Gli scienziati lo ripetono da tempo: oltre 1 caso di cancro su 3 può essere prevenuto. Ciò equivale a dire – trasponendo questo dato nel contesto nazionale – che ogni anno in Italia si potrebbero evitare almeno 120mila diagnosi di tumore. Un dato significativo, destinato peraltro a crescere se si guardano le stime secondo cui i casi di cancro in Europa sono destinati ad aumentare: al punto da poter far diventare i tumori la prima causa di morte nel Vecchio Continente, entro il 2035. E che è stato rilanciato poche settimane fa, in uno studio di enorme portata pubblicato sulla rivista scientifica “The Lancet”.

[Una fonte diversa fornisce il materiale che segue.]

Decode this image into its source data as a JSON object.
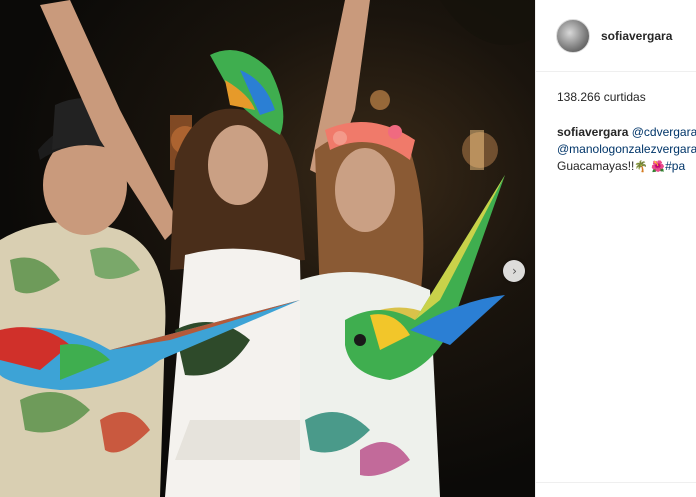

Un lavoro condotto su scala mondiale, da cui si evince che degli oltre dieci milioni di decessi provocati dalle malattie oncologiche nel 2019, quasi la metà (4,5) avrebbero potuto essere evitati con un’esposizione nulla o ridotta ad alcuni dei più noti fattori di rischio per la salute. Un dato cresciuto di oltre il 20 per cento rispetto al 2010 (3,7 milioni), principalmente a causa dell’aumentato impatto dei fattori di rischio metabolici: conseguenza di scelte alimentari che nell’ultimo decennio hanno fatto ovunque i numeri del sovrappeso e soprattutto dell’obesità. L’elenco dei primi dieci fattori di rischio oncologico annovera il fumo di sigaretta, l’assunzione di bevande alcoliche, l’obesità, l’attività sessuale non sicura (con il rischio di trasmissione dell’HPV e dell’HBV), una elevata glicemia a digiuno, l’inquinamento atmosferico da particolato, l’esposizione professionale all’amianto, una dieta a basso apporto di cereali integrali e di latte e il fumo passivo.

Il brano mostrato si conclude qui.